I would absolutely appeal this. This is in no way fair. Yes her wishes should be taken into consideration but you're an equal parent and deserve a weekend with her too. Do everything you can to appeal this.

Springcat · 11/03/2024 17:57

I think his parents will get fed up and he will and DD will
I think bide your time and he will hang himself

Pallisers · 11/03/2024 18:01

I'd make sure someone passes on to him that you are playing golf/tennis/swimming/away with friends/whatever both days of the weekend now. If he thinks it is anything other than miserable for you, he'll change his mind.

I do feel very sorry for your daughter though. who does that to their child?
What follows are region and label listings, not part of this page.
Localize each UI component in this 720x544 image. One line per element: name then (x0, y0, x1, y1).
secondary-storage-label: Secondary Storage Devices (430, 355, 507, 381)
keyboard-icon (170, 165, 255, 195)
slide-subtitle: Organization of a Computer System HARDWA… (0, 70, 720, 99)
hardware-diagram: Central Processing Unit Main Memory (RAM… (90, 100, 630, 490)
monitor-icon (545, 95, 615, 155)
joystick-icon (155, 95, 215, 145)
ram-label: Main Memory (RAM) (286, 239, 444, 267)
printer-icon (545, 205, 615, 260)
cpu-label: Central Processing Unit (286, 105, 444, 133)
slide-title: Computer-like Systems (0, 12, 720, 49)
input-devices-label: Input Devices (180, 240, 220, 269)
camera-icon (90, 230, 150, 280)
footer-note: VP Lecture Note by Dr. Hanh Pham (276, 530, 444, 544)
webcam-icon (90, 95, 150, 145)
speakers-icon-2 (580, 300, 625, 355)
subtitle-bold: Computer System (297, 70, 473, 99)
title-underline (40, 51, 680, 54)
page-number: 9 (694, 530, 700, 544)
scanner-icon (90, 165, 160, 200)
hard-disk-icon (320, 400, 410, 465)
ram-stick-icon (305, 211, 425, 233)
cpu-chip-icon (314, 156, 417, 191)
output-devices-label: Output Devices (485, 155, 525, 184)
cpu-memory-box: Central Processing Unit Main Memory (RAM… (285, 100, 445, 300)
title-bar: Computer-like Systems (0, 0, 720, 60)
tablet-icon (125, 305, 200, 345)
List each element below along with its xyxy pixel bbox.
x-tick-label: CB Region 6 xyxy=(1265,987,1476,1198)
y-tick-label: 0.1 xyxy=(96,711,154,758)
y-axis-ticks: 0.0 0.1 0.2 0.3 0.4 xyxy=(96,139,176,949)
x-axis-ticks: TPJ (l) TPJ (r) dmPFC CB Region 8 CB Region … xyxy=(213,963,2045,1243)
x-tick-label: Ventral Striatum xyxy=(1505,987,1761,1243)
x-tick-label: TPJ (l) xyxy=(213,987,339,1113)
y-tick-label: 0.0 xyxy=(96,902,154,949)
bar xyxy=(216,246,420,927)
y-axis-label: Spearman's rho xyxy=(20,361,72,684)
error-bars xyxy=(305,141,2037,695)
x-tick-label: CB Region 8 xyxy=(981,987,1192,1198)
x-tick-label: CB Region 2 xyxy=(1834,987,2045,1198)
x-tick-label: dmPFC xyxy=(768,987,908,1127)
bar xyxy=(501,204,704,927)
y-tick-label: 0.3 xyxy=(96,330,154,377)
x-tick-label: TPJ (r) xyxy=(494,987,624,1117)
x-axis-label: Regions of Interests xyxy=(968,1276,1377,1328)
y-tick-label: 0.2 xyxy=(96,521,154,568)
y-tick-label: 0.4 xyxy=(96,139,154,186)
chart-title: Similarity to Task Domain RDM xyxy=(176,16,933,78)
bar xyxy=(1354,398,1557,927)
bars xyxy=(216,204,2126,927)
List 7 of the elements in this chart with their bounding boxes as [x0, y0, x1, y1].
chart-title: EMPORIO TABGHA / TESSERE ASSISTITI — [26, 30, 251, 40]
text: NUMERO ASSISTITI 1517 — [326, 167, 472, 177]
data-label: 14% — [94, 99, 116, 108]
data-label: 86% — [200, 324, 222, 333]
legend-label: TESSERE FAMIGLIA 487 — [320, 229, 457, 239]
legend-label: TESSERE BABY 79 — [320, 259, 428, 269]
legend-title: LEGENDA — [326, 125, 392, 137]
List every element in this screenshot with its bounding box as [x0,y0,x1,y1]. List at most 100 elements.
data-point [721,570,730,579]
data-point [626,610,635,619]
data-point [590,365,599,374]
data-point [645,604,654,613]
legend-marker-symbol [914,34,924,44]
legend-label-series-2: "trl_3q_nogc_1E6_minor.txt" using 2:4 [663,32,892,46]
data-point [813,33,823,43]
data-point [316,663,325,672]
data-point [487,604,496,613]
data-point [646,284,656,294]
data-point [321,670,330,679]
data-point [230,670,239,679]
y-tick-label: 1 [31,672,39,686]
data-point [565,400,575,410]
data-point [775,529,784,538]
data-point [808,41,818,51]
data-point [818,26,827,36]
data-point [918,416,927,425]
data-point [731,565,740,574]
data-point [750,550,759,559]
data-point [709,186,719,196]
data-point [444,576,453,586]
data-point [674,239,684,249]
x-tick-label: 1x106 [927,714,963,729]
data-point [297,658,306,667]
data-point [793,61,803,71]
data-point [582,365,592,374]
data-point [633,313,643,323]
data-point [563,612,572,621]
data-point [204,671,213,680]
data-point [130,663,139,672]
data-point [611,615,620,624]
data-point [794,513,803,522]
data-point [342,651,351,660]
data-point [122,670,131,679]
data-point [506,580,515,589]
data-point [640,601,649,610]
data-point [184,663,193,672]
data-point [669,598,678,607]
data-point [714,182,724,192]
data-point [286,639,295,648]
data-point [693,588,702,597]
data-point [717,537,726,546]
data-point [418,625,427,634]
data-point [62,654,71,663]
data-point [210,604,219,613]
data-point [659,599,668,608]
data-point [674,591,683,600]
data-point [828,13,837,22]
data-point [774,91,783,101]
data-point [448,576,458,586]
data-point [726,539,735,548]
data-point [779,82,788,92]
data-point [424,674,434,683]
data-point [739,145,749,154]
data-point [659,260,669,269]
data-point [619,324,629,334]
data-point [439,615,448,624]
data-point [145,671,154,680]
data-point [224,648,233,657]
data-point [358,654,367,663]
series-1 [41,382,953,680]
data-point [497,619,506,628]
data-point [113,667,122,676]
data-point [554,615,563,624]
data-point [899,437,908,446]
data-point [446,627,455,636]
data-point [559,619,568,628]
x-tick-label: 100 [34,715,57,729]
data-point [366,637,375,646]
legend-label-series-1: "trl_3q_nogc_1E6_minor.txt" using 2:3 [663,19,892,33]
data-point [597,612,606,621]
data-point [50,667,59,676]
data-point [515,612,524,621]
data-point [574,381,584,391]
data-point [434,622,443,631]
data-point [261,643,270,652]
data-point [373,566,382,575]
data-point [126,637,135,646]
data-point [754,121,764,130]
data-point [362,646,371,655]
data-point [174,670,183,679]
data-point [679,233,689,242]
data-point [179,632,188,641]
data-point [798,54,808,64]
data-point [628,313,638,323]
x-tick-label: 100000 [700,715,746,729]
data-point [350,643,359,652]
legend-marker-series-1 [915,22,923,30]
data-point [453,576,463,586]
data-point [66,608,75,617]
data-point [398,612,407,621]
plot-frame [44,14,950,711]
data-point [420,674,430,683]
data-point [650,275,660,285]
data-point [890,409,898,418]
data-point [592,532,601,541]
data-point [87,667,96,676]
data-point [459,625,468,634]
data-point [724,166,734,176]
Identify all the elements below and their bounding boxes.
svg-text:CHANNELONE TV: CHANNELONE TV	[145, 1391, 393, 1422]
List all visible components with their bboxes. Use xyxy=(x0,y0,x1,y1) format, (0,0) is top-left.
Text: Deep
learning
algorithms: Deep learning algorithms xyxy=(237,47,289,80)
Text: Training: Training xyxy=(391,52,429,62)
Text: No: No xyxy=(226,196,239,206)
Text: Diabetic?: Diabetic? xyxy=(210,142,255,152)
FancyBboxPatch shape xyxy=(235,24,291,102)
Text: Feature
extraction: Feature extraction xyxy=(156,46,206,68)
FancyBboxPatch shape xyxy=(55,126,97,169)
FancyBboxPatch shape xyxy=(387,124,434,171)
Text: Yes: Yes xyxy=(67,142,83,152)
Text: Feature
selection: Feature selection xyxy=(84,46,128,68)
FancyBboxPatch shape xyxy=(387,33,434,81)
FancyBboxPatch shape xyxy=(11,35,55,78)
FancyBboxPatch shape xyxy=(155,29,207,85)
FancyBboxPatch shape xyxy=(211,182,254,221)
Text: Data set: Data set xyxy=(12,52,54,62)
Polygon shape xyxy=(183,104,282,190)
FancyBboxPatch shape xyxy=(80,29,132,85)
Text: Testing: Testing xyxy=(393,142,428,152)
Springcat · 11/03/2024 18:02

Not literally hang himself.obvs

AnneElliott · 11/03/2024 18:10

What an awful judgement. It does sound like he's doing it to punish you though rather than because he actually wants to spend time with her.

I suggest not showing him that it's bothering you and making plans for your child free weekends. My friend had the same issue with her DS, she was in hospital for a month and desperate to see him. When she got discharged he said he'd keep him for another 2 weeks. She was devastated but thanked him for this his thoughtfulness as she would find it so hard looking after a child and recovering. Her DS was literally dumped on the doorstep at 8am the following day. It was only ever about annoying her and when that didn't work he dropped him.